Garamba National Park, Democratic Republic of the Congo, is one of the most important and ancient natural parks in Equatorial Africa. It is home to a huge variety of wildlife including elephants, lions, giraffes, hippos and white rhinos. More precisely, it is home to what’s left of these animals’ ancient populations, after decades of relentless poaching.
The park, founded in 1938 and World Heritage Site since 1980, continues being theatre of bloody conflicts between poachers and rangers trying to protect wildlife. On 24 April, three rangers have been killed and two injured during gunfire with poachers. All victims were part of African Parks, Dutch-Southern African non-governmental organisation that manages numerous natural parks in Africa.
According to the organisation, rangers Dimba Richard, Anigobe Bagare, and Matikuli Tsago were killed, while park director Erik Mararv and ranger Kenisa Adrobiago were injured and are now in a stable condition. Further details haven’t been released yet.
Garamba National Park extends for 13,000 square kilometres and is home to vast savannahs, meadows and forests. It was once home to elephants and other wild animals, but today wildlife and conservationists are constantly threatened. Last year alone, 5 park rangers and three members of the Congolese armed forces were killed by poachers.
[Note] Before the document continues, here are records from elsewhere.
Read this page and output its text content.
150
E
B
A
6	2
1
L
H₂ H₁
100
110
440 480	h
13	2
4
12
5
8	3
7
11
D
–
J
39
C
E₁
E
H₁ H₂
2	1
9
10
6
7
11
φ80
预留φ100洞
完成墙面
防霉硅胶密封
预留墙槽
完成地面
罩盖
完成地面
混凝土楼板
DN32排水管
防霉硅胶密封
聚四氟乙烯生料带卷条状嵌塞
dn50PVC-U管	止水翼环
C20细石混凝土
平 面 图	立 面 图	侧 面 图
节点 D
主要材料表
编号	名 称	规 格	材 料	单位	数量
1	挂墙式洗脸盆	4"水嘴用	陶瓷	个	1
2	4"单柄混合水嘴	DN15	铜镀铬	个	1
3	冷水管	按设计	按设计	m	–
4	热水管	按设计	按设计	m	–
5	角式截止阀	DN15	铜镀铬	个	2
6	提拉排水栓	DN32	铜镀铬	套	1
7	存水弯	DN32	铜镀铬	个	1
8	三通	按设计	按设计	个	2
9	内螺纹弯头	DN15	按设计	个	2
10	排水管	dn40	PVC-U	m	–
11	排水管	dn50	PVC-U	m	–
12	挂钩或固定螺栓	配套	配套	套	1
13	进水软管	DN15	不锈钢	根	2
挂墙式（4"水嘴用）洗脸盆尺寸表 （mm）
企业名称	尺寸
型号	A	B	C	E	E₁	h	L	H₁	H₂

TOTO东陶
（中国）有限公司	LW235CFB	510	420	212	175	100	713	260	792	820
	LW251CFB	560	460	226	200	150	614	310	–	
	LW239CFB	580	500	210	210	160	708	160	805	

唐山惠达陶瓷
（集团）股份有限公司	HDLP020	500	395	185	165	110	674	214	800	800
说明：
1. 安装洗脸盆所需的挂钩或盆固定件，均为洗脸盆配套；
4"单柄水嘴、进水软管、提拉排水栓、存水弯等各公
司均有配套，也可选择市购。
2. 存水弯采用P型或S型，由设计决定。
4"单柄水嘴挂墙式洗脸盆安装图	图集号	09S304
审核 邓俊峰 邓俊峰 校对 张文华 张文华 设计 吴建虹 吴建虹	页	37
Ivory trade is strictly linked to terrorism. Over the past decade, militants of the infamous terroristic group Lord’s Resistance Army have been operating in the park, as well as all over Central Africa, threatening rangers.
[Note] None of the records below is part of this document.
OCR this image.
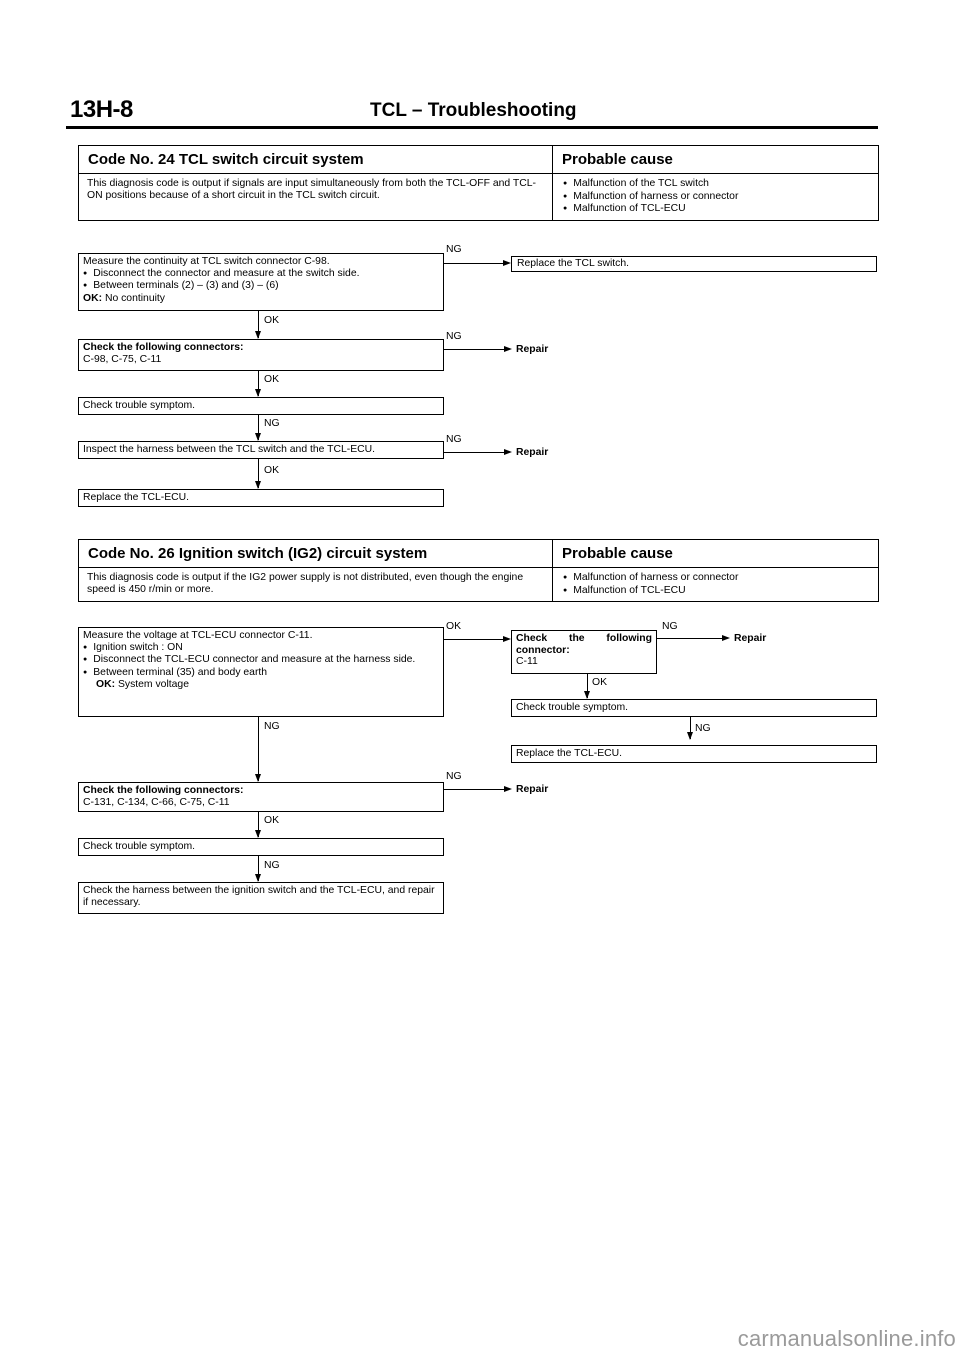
13H-8	TCL – Troubleshooting
Code No. 24 TCL switch circuit system	Probable cause
This diagnosis code is output if signals are input simultaneously from both the TCL-OFF and TCL-ON positions because of a short circuit in the TCL switch circuit.
● Malfunction of the TCL switch
● Malfunction of harness or connector
● Malfunction of TCL-ECU
Measure the continuity at TCL switch connector C-98.
● Disconnect the connector and measure at the switch side.
● Between terminals (2) – (3) and (3) – (6)
OK: No continuity
NG
Replace the TCL switch.
OK
Check the following connectors:
C-98, C-75, C-11
NG
Repair
OK
Check trouble symptom.
NG
Inspect the harness between the TCL switch and the TCL-ECU.
NG
Repair
OK
Replace the TCL-ECU.
Code No. 26 Ignition switch (IG2) circuit system	Probable cause
This diagnosis code is output if the IG2 power supply is not distributed, even though the engine speed is 450 r/min or more.
● Malfunction of harness or connector
● Malfunction of TCL-ECU
Measure the voltage at TCL-ECU connector C-11.
● Ignition switch : ON
● Disconnect the TCL-ECU connector and measure at the harness side.
● Between terminal (35) and body earth
OK: System voltage
OK
Check the following connector:
C-11
NG
Repair
OK
Check trouble symptom.
NG
Replace the TCL-ECU.
NG
Check the following connectors:
C-131, C-134, C-66, C-75, C-11
NG
Repair
OK
Check trouble symptom.
NG
Check the harness between the ignition switch and the TCL-ECU, and repair if necessary.
carmanualsonline.info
“We are devastated by this latest loss,” said CEO of African Parks Peter Fearnhead. “Rangers put their lives on the line each and every day, and are under real siege in Garamba protecting elephants from heavily incentivised and militarized poaching gangs”. The families of the victims will be indemnified, for an amount six times their salary plus donations.
Despite China and the United States are committed to gradually eliminating ivory imports at an international level, poaching levels remain high, killing over 35,000 African elephants every year and threatening their survival in Africa.